Taxação de Carbono e suas Lições

Nossos processos produtivos possuem efeitos sociais e ambientais que não são computados nos custos do empreendimento, se para produzir um tecido eu precisei queimar carvão, o gás carbônico e outros gases liberados na queima não são imediatamente capturados e reincorporados à natureza. Na velocidade com que a queima de combustíveis fósseis e extração de minerais ocorre, muito do gás liberado não é recaptado e passa a acumular na atmosfera, por vezes, a reabsorção acontece em costas e grandes corpos d'água provocando acidificação e aumento de temperatura, comprometendo assim a vida marinha. Outros efeitos são ainda mais sutis mas não menos danosos, cassinos, clubes e outros empreendimentos tem negativos efeitos sociais, culturais e de saúde que não são considerados nos custos de operação. Produção de alimentos, seja vegetais ou proteína animal, também tem muitos dos seus efeitos negativos não computados como custos na sua produção.

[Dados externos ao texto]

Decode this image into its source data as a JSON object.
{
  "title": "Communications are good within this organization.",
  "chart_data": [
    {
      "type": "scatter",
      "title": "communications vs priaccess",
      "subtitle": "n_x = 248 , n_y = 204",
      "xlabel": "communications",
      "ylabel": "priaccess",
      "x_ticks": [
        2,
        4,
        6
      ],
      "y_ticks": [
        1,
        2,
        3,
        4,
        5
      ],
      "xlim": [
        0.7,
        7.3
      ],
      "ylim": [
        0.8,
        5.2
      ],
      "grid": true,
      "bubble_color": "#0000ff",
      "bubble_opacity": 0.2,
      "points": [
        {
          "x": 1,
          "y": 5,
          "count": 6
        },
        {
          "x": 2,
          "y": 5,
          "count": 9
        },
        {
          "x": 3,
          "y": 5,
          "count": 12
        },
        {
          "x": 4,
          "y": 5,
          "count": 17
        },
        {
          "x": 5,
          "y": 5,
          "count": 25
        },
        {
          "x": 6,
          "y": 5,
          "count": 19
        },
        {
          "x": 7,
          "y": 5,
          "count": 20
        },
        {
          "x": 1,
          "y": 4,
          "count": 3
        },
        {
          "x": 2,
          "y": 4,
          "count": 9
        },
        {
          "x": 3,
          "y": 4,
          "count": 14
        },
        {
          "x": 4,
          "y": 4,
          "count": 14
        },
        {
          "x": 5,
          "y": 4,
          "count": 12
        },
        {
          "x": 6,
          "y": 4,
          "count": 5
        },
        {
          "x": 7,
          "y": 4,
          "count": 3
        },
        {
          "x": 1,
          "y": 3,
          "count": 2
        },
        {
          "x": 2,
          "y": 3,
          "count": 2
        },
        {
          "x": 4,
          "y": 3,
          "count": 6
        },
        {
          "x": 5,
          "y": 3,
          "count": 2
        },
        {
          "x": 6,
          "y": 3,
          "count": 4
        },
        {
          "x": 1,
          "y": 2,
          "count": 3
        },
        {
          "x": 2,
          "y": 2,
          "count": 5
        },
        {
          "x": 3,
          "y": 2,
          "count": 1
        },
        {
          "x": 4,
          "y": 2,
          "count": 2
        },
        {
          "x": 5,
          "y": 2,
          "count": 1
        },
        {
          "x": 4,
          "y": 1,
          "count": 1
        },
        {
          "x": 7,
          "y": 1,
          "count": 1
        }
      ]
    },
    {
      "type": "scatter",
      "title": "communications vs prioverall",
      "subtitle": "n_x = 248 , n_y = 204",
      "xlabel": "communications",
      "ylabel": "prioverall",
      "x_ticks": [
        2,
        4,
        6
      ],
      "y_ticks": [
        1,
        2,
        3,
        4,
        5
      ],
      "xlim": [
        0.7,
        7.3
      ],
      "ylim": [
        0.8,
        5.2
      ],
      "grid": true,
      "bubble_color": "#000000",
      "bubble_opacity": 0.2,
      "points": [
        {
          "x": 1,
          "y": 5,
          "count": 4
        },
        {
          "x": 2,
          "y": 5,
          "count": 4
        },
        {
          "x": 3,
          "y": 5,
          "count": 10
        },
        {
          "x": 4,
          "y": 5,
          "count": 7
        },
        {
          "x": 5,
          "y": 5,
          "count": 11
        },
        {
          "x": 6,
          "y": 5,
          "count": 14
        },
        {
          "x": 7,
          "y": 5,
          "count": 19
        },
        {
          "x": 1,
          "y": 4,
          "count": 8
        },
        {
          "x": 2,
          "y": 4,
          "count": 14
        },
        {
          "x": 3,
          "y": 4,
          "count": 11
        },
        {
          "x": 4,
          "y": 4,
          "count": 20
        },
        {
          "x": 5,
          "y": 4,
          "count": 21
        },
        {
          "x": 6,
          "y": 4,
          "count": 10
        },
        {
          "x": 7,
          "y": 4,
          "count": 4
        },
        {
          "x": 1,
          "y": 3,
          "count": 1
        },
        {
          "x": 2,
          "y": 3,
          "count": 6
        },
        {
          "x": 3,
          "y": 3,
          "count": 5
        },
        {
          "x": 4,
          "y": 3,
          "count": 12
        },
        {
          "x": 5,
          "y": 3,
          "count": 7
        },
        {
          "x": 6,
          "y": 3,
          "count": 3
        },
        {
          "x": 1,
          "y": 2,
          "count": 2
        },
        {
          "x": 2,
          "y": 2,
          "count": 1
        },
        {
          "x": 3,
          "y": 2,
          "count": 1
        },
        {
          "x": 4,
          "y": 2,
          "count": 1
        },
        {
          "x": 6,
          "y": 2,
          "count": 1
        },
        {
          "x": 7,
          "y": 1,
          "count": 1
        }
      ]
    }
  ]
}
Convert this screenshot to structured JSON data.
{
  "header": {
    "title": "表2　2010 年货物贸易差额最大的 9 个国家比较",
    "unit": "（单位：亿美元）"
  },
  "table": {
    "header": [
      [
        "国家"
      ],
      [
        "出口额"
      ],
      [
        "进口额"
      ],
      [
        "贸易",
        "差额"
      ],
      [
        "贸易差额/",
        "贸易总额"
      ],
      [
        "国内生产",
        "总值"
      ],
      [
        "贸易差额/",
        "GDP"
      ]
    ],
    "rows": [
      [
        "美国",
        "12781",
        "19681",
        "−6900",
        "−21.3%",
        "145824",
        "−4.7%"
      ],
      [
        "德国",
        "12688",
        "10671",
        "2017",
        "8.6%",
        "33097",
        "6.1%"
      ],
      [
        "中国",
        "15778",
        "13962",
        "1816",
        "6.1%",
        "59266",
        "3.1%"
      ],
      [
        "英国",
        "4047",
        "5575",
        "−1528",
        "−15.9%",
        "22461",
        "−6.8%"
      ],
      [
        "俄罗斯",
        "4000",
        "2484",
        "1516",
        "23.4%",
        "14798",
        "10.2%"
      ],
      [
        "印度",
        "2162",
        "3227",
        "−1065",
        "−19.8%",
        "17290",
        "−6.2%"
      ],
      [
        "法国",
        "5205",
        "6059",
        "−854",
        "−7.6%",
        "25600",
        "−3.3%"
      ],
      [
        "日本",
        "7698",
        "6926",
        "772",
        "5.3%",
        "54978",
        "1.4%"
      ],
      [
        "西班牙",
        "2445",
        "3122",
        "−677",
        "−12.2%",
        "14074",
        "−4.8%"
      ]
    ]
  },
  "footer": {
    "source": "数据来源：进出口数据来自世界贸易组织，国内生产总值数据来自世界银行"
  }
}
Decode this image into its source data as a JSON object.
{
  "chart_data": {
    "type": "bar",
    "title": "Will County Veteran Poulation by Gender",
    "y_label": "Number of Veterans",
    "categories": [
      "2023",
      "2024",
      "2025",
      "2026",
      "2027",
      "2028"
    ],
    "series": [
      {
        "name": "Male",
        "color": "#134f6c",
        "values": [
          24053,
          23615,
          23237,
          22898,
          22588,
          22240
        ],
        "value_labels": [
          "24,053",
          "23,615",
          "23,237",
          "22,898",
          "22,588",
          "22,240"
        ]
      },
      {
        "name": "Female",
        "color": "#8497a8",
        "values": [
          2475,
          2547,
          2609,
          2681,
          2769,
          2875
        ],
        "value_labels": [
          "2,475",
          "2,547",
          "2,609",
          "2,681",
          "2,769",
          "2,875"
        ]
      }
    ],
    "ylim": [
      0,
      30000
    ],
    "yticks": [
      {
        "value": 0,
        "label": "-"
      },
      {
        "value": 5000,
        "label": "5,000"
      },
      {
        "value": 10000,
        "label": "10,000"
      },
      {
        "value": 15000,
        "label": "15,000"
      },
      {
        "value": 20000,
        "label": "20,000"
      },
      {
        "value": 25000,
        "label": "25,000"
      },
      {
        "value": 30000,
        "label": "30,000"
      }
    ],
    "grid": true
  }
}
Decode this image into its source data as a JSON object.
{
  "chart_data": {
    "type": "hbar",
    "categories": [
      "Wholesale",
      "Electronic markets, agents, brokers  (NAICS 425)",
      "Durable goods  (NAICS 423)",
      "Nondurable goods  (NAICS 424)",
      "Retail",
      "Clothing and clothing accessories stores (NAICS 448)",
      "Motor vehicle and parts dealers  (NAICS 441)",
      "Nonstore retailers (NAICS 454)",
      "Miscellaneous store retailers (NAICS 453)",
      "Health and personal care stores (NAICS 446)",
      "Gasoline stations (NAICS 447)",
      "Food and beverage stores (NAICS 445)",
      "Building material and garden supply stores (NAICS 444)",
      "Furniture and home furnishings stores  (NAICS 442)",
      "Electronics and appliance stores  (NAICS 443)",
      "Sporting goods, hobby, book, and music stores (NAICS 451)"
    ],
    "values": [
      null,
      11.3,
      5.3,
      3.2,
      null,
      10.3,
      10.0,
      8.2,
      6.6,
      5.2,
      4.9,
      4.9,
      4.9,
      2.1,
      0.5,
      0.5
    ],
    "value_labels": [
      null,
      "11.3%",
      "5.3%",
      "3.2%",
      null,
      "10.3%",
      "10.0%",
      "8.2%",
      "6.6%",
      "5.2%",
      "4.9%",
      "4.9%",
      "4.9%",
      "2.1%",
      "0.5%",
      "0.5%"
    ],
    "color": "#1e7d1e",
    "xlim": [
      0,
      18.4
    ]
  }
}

Uma forma de contemplar a existência do empreendimento e dos efeitos negativos que ele traz é com um sistema de créditos. Simplificadamente, ações que visam combater um determinado efeito negativo, como por exemplo uma campanha de combate ao vício e de apoio aos dependentes, geraria um dado número de créditos sociais (estou generalizando mas poderia ser mais específico como crédito de saúde pública), atividades que sejam produtoras do efeito indesejado, como as produtoras de bebidas alcoólicas ou fazendas de maconha, precisariam entregar ao governo os créditos necessários para a produção. Portanto, para haver esta produção de itens com potencial de criar dependência e com efeitos negativos para a saúde, a empresa deve entregar ao governo um determinado número de créditos sociais, estes créditos porém só podem ser comprados de quem está do outro lado da equação, combatendo o vício. O governo só faz o papel de arrecadação e regulação dos créditos, mas não os usa pra nada e não precisa manter um balanço fiscal rígido (ou seja, não precisa, necessariamente, arrecadar mais do que "gasta"), imaginando que clínicas de tratamento de dependentes produzam X créditos, e o governo arrecadou Y créditos, se X for maior que Y, teoricamente o governo está em "superávit" mas aqui só significa que a atuação social foi maior do que foi produzido de efeitos negativos, pois muitos créditos foram produzidos (e isso implica que o governo deu estes créditos para clínicas por exemplo) mas nem todos foram consumidos com produção. Y só poderá ser maior que X se houver um estoque de créditos disponíveis, ou seja, agora que tenho boa cobertura de saúde e assistência à dependentes posso ampliar o "déficit" do governo e permitir um aumento na produção. Cabe ressaltar que a produção também pode aumentar em um dado período se a oferta de créditos aumentarem também, não há necessariamente a necessidade da defasagem apresentada, mas como esforços de combate aos efeitos negativos da produção tomam tempo, é muito provável que isso seja o mais típico.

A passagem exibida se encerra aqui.